Unsurprisingly, studies which observed subjects for longer found greater benefits and benefits were also more marked where the use of supplements was <10% in subjects at baseline, which, the authors suggest, made for a greater contrast between the lowest and highest thirds.
Yet, the paper’s 22 included RCTs, were less compelling, despite subjects having lower baseline vitamin D (38 nmol/L) than in the observational trials. Here, Vitamin D3 RCTs found supplementation reduced mortality by 11% - though there was not enough data to tease out the causes of death that were reduced. Vitamin D2 did not show protective effects and there were increased risks of mortality in RCTs that used lower intervention doses and shorter intervention periods. (Ref)
Generally RCTs suggest that vitamin D is most helpful in reducing cancer mortality, if not incidence. The aforementioned VITamin D and OmegA-3 TriaL (VITAL) RCT, is a well-known and oft-cited RCT and the results here suggest that cancer mortality is reduced (though incidence was not, although this may be because of insufficient timeframe). (Ref)
| VITAL | Detail |
|---|---|
| Subjects | n= 25,871 US men ≥50y and women aged ≥55y. |
| Intervention | vitamin D3 (2000 IU/d), omega-3 fatty acids (1 g/d), both or none. Median duration 5.3y. |
| Results | Vitamin D did not significantly reduce cancer incidence or mortality overall, but after the first year cancer mortality reduction was significantly different to placebo to reach 25% less in the third year. |
Source: Manson et al (2019). (Ref)
In further support, a 2019 meta-analysis of 50 RCTs (n = 74, 655 subjects, average age 74y, 64% women) found Vitamin D reduced the risk of cancer death by 15%. These results were despite average trial duration <3y and the presence of very few subjects with even moderate vitamin D deficiency. (Ref) Another meta-analysis found similarly, that although vitamin D did not reduce cancer incidence overall, it did reduce cancer mortality by an average of 12%. (Ref)
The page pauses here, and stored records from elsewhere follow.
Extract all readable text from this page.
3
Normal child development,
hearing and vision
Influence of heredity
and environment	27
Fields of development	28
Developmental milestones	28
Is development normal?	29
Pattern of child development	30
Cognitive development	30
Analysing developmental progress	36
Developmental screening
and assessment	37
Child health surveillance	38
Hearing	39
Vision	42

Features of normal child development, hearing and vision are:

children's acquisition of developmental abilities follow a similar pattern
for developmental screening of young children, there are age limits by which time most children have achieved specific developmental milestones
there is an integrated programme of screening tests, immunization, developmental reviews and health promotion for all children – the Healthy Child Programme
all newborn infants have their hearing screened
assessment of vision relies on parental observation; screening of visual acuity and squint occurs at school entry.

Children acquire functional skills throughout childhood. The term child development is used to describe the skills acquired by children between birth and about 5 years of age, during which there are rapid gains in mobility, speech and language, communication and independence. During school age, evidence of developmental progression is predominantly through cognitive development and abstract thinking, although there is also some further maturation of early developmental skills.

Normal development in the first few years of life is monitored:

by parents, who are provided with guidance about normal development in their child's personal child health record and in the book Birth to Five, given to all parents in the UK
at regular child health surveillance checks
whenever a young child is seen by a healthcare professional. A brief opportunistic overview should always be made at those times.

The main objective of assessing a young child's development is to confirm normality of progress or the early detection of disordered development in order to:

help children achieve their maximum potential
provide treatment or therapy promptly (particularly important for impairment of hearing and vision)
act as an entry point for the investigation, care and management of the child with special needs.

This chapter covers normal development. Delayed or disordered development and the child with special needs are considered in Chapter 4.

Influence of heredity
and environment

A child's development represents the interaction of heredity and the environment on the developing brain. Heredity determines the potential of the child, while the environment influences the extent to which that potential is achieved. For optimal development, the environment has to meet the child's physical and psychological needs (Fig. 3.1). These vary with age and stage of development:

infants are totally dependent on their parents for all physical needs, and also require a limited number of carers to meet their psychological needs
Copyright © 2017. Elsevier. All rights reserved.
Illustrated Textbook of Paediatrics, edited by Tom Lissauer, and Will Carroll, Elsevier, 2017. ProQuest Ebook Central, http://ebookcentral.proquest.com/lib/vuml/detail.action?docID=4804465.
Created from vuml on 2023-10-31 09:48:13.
And amongst cancers, the best evidence is for a reduction in colorectal cancer (CRC). Seven RCTs (n = 957 CRC cases) found a 30% reduction in adverse CRC outcomes. This included a 35% reduction in progression-free survival. (Ref)
Conclusion
There are a lot of moving parts to the vitamin D story and I expect we’ll find out more about this multi-talented “vitamin” in the coming years. As a final takeaway, low vitamin D is common, so it’s easy to be complacent, but there are clear downsides to inadequate vitamin D; it’s easy to test to find out your level; and (unlike many health interventions) it’s relatively easy to address, even if that means supplements. Next up in the bone series is vitamin K.